12 days after the second stimulation round, resting T cells were restimulated with PMA (10 ng/ml) and ionomycin (1 μg/ml) for 6 hr, the last 4.5 hr in the presence of Brefeldin A (10 μg/ml) (all Sigma-Aldrich). Cells were fixed in 2% PFA, permeabilized with 0.5% saponin (Sigma-Aldrich), and stained with anti-IFNγ -FITC and anti-IL4-PE (both BD Biosciences). Cells were then analysed by FACS.

Virus stocks

C33A cervix carcinoma cells were transfected using calcium phosphate with 5 μg of the molecular clone of CXCR4-using HIV-1 LAI or CCR5-using HIV-1 JR-CSF. The virus containing supernatant was harvested 3 days post transfection, filtered and stored at -80°C. The concentration of virus was determined by CA-p24 ELISA. C33A cells were maintained in Dulbecco's Modified Eagle's Medium (DMEM) (Invitrogen, Breda, the Netherlands), supplemented with 10% FCS, 2 mM sodium pyruvate, 10 mM HEPES, 2 mM L-glutamine, penicillin (100 U/ml) (Sigma-Aldrich) and streptomycin (100 μg/ml; Invitrogen).

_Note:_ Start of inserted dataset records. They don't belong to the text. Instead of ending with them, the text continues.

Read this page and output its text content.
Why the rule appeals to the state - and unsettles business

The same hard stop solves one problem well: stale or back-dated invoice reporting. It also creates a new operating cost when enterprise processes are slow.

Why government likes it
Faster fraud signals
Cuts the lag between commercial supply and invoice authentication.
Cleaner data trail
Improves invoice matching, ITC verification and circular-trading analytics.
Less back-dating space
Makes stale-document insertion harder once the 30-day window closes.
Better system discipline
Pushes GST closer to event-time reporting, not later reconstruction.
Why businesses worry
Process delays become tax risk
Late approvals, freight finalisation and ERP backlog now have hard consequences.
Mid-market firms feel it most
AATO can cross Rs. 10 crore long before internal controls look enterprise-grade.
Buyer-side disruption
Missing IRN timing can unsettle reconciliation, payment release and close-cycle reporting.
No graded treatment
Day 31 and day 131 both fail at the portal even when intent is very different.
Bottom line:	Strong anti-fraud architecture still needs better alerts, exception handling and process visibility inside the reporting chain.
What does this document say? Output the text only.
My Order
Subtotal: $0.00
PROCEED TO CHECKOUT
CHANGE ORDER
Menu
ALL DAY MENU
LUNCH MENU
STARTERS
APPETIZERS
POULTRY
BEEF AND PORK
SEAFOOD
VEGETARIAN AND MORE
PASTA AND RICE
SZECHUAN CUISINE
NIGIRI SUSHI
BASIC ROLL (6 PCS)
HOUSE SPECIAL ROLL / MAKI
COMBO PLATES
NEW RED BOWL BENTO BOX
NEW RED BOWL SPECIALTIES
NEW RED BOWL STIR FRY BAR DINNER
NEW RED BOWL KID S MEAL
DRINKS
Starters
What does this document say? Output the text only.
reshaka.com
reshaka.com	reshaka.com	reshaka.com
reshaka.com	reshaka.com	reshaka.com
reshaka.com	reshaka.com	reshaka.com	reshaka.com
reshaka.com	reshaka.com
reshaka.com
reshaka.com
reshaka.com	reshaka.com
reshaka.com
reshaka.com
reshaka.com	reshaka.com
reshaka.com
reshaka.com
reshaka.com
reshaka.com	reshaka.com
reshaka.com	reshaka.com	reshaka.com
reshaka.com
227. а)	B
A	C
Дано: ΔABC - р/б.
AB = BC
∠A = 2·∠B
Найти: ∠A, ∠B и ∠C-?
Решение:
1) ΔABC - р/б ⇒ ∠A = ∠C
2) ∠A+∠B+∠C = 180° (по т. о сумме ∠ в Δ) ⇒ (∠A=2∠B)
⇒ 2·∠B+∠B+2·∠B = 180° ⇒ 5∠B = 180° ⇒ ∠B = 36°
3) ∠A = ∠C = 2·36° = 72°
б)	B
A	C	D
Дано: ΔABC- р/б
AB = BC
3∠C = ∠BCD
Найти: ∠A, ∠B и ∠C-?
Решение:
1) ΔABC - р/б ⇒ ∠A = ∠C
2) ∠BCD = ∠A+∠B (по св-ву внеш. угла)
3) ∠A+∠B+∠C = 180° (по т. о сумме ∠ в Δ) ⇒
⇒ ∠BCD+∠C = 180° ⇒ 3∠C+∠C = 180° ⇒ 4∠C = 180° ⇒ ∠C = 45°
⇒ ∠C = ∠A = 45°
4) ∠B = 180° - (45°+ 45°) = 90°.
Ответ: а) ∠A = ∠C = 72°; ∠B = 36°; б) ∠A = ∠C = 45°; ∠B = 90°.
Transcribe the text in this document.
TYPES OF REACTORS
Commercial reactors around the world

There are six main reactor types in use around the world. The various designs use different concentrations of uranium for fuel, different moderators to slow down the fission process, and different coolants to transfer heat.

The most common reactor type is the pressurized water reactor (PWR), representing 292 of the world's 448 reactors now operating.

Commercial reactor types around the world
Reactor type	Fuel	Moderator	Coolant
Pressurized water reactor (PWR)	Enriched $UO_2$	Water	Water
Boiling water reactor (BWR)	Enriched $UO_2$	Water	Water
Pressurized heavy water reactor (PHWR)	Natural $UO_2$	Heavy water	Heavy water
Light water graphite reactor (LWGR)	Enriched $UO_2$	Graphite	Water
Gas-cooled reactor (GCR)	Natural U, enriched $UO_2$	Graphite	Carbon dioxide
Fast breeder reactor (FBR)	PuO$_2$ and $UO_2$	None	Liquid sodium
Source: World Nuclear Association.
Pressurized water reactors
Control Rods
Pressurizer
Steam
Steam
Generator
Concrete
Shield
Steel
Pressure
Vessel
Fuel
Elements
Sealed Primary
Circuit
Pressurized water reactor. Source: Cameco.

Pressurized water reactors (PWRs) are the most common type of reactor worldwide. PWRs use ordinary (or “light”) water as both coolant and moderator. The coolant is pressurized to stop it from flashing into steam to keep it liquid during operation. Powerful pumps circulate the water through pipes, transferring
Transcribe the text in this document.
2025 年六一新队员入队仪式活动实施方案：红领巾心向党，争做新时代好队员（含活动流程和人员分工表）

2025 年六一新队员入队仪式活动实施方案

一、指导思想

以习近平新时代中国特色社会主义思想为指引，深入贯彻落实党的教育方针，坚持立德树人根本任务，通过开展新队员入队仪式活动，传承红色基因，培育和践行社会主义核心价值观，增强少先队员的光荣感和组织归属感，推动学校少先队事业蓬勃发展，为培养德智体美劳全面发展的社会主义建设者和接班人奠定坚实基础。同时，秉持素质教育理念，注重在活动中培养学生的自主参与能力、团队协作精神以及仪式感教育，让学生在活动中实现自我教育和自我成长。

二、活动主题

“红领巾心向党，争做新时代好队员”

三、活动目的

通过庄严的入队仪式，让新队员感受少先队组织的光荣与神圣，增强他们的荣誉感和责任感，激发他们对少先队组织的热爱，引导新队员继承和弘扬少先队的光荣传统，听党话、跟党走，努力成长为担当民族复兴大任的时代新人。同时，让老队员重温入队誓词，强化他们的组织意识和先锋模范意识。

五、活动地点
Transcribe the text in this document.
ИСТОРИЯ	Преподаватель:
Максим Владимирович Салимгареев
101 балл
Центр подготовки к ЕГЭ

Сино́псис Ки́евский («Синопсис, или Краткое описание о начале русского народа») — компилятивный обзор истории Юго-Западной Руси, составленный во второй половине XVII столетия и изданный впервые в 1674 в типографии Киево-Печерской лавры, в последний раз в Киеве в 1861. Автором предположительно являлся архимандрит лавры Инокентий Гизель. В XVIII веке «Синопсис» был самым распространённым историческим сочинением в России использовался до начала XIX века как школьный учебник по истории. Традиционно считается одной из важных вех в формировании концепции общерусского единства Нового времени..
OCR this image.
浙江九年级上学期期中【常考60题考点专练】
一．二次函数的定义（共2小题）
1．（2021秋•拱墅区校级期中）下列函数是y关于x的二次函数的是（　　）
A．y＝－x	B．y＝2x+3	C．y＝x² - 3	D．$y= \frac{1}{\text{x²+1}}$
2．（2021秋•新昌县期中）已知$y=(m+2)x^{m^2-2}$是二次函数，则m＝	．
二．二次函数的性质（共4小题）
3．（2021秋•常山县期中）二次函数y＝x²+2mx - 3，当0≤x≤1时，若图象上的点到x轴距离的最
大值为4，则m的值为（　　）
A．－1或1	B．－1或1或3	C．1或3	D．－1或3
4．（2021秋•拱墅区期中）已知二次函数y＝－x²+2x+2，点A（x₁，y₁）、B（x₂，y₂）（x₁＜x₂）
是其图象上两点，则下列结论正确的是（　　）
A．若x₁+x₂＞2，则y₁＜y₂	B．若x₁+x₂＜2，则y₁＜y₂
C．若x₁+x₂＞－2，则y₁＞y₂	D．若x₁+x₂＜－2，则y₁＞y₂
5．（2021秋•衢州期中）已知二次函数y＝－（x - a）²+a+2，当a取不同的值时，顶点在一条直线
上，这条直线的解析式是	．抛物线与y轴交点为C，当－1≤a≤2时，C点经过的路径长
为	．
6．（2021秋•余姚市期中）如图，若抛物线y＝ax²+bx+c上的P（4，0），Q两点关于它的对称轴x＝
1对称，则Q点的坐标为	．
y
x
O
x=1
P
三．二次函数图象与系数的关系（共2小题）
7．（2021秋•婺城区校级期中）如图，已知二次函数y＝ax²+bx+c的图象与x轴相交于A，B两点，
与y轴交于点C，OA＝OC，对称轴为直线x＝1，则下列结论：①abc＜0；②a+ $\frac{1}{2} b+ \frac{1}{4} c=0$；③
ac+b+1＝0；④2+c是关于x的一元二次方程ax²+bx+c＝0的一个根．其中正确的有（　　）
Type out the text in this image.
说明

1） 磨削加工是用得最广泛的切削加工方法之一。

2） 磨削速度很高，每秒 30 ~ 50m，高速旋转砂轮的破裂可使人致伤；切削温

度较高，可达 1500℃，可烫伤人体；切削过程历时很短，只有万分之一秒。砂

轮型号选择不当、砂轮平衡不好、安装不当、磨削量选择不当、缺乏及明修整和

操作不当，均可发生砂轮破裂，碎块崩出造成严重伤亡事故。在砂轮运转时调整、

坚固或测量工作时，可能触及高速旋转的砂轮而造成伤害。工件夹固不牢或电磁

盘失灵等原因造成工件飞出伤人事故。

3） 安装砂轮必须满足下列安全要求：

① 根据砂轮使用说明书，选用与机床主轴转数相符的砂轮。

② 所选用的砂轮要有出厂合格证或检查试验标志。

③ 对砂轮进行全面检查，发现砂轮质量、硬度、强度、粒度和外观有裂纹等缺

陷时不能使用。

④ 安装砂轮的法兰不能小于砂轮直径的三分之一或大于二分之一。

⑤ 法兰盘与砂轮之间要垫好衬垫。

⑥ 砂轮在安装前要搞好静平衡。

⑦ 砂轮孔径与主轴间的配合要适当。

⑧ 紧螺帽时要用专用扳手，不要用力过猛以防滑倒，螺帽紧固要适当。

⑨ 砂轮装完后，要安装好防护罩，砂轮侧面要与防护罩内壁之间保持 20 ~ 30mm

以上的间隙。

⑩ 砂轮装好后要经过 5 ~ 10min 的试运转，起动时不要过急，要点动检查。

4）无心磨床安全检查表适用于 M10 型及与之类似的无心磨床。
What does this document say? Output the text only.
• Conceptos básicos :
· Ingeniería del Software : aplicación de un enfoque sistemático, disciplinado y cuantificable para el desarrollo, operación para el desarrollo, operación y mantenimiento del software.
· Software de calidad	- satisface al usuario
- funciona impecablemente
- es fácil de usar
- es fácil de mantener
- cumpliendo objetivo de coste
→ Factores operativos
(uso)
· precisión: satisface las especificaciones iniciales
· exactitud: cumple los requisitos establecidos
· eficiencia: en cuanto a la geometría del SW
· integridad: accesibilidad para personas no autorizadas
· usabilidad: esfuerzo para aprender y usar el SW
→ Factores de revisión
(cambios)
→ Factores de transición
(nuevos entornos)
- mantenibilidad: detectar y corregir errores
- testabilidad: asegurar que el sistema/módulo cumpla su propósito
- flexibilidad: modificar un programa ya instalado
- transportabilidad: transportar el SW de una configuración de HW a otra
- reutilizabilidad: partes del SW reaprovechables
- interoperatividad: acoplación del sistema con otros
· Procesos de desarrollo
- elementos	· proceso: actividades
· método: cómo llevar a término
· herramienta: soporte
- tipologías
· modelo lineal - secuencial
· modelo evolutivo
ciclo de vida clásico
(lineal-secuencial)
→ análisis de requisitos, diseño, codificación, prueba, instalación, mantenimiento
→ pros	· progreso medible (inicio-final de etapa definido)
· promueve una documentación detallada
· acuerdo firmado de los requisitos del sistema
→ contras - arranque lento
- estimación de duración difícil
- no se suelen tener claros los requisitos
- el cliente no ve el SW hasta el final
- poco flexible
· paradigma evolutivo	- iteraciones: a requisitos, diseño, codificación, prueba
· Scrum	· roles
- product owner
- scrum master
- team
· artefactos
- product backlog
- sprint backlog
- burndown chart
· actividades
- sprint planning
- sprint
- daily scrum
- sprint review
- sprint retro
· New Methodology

HIV transmission assay and CA-p24 measurement

Fully matured DC (IFNγ/MF if indicated otherwise) were incubated in a 96-well-plate (45 × 103 DC/100 μl/well) with HIV-1 (15 ng CA-p24/well) for 2 hr at 37°C. The DC were washed with PBS after centrifugation at 400 × g to remove unbound virus. Washing was repeated 2 times, followed by addition of 50 × 103 TN, TCM or TEM cells. In some experiments, T1249 (250 ng/ml; Trimeris, Durham, NC, USA), RANTES (500 ng/ml, R&D Systems, Abingdon, UK) or AM3100 (10 μg/ml, Sigma-Aldrich) was added. The latter two were pre-incubated with the T cells for 30 min at 37°C. Prior to addition to DC, the T cells were analyzed by FACS with the following mouse anti-human antibodies: CD4-PE, CCR5-PE and CXCR4-PE (all BD Biosciences). Viral replication after transmission was followed by measuring CA-p24 in the culture supernatant by ELISA. To determine intracellular CA-p24 in the single-cycle transmission assay, saquinavir (Roche, London, UK at 0.2 μM) was added to prevent cell-to-cell spread of newly produced virions. After 48 hr, the T cells were harvested and stained with FITC-labeled CD3 (BD Biosciences), followed by fixation with 4% PFA and washing with washing buffer (PBS with 2 mM EDTA and 0.5% BSA). Fixated cells were then washed with perm/wash buffer (BD Biosciences), and incubated with PE-labeled CA-p24 (KC57-RD1, Coulter) followed by washing with successively perm/wash- and washing buffer. Cells were then analysed by FACS.

T cell proliferation

Fully matured DC (45 × 103 DC/well) were incubated in a 96-well-plate with TN, TCM, TEM cells, or polarized Th cells (50 × 103 T cells/well) in a final volume of 200 μl. After 2 days, cell proliferation was assessed by the incorporation of [3H]-TdR after a pulse with 13 KBq/well during the last 16 hr of the co-culture, as measured by scintillation spectroscopy. Alternatively, TN, TCM or TEM cells were stimulated with α-CD3/CD28 antibodies, followed by the [3H]-TdR pulse 2 days later.

Statistical analysis

Data were analysed for statistical significance (GraphPad InStat, Inc, San Diego, CA, USA) using ANOVA. A p value < 0.05 was considered to be significant.